Au fil du temps, les autorités russes ont soit tenté de jouer sur les deux tableaux, soit adopté une position neutre. En fait, il peut se révéler assez difficile de trouver un fil conducteur dans la stratégie de Moscou dans ce conflit qui, depuis 32 ans, alterne entre périodes d’accalmies et échauffourées incessantes. Sous Vladimir Poutine, la position de la Russie vis-à-vis du conflit a semblé beaucoup plus neutre. En effet, la Russie de Poutine a assumé une position de médiateur investi à réellement résoudre le conflit et ainsi ramener une stabilité dans la région. Le président n’a d’ailleurs jamais pris officiellement parti pour un camp ou l’autre [1].

Ayant été appelés à commenter la dernière vague de combats qui embrasa la région à l’automne, nous prédisions qu’en tant qu’acteur dominant de la région, la Russie garderait sa position de neutralité le plus longtemps possible, mais qu’au moment crucial, elle appuierait passivement l’Azerbaïdjan. Notre hypothèse se vit confirmée le 9 novembre tandis qu’un cessez-le-feu parrainé par la Russie vint consolider les gains azerbaïdjanais et la déroute arménienne. Pour autant, plusieurs commentateurs s’expliquent encore mal que la Russie ait tourné le dos à ses alliés historiques arméniens.
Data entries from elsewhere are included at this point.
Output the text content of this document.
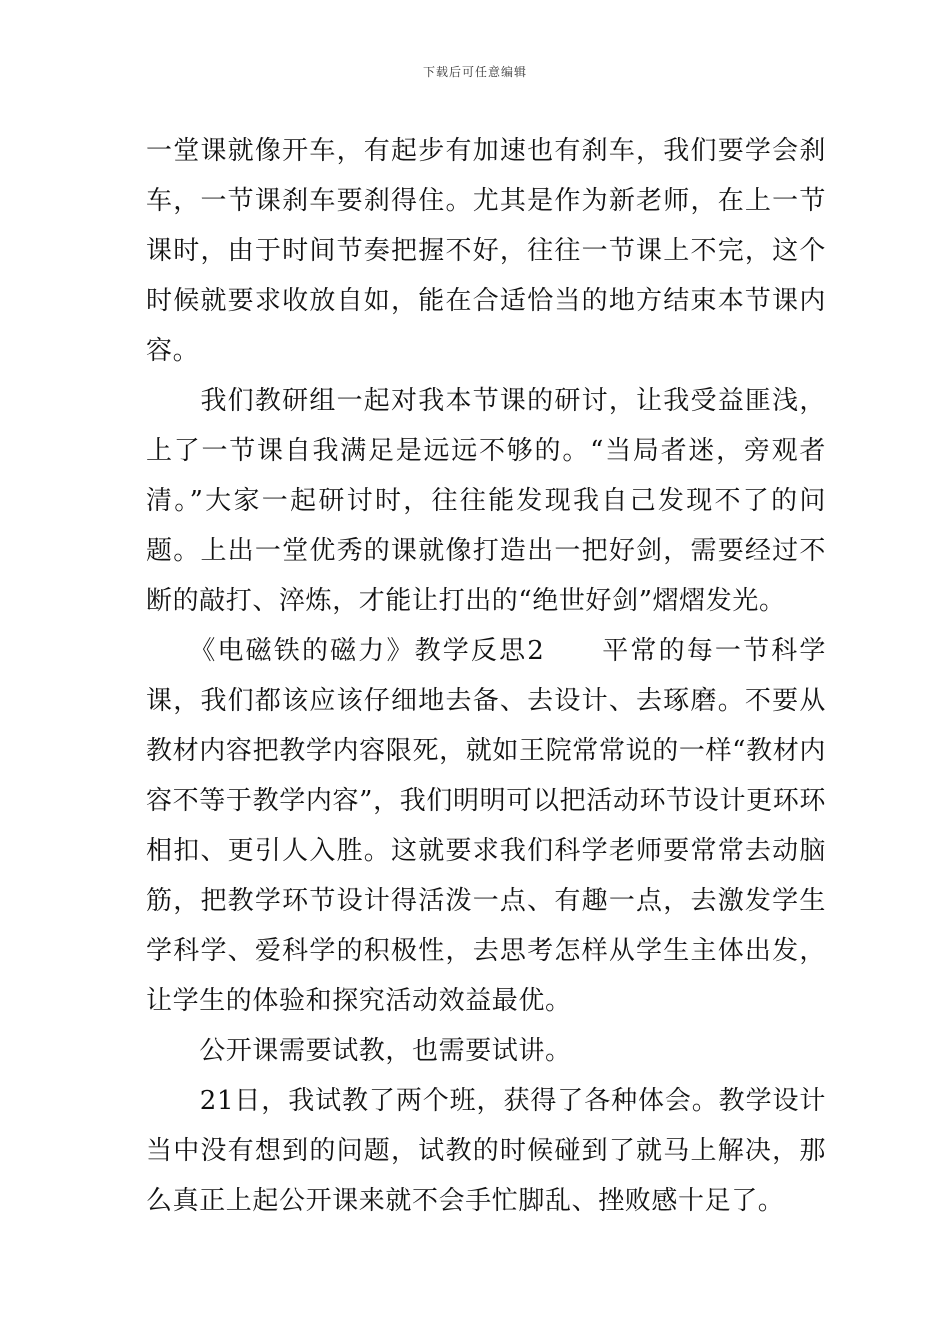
下载后可任意编辑

一堂课就像开车，有起步有加速也有刹车，我们要学会刹车，一节课刹车要刹得住。尤其是作为新老师，在上一节课时，由于时间节奏把握不好，往往一节课上不完，这个时候就要求收放自如，能在合适恰当的地方结束本节课内容。

　　我们教研组一起对我本节课的研讨，让我受益匪浅，上了一节课自我满足是远远不够的。“当局者迷，旁观者清。”大家一起研讨时，往往能发现我自己发现不了的问题。上出一堂优秀的课就像打造出一把好剑，需要经过不断的敲打、淬炼，才能让打出的“绝世好剑”熠熠发光。

　　《电磁铁的磁力》教学反思2　　平常的每一节科学课，我们都该应该仔细地去备、去设计、去琢磨。不要从教材内容把教学内容限死，就如王院常常说的一样“教材内容不等于教学内容”，我们明明可以把活动环节设计更环环相扣、更引人入胜。这就要求我们科学老师要常常去动脑筋，把教学环节设计得活泼一点、有趣一点，去激发学生学科学、爱科学的积极性，去思考怎样从学生主体出发，让学生的体验和探究活动效益最优。

　　公开课需要试教，也需要试讲。

　　21日，我试教了两个班，获得了各种体会。教学设计当中没有想到的问题，试教的时候碰到了就马上解决，那么真正上起公开课来就不会手忙脚乱、挫败感十足了。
Selon nous, l’explication se trouve dans l’idée que se fait Moscou des relations internationales : l’administration Poutine défend une conception résolument réaliste des relations internationales, dans laquelle les considérations morales ou symboliques doivent faire place à la logique implacable de la realpolitik. Partant, les décideurs russes ont orienté leur décision en fonction d’un pur calcul politique de leurs intérêts à soutenir l’une ou l’autre des deux parties. Afin de présenter la logique de leur décision, nous suivrons le même processus et présenterons tour à tour les intérêts russes auprès de chacun des deux acteurs (Azerbaïdjan et Arménie), après quoi nous analyserons pourquoi les intérêts de la Russie en Azerbaïdjan ont ultimement prévalu dans l’esprit des décideurs du Kremlin.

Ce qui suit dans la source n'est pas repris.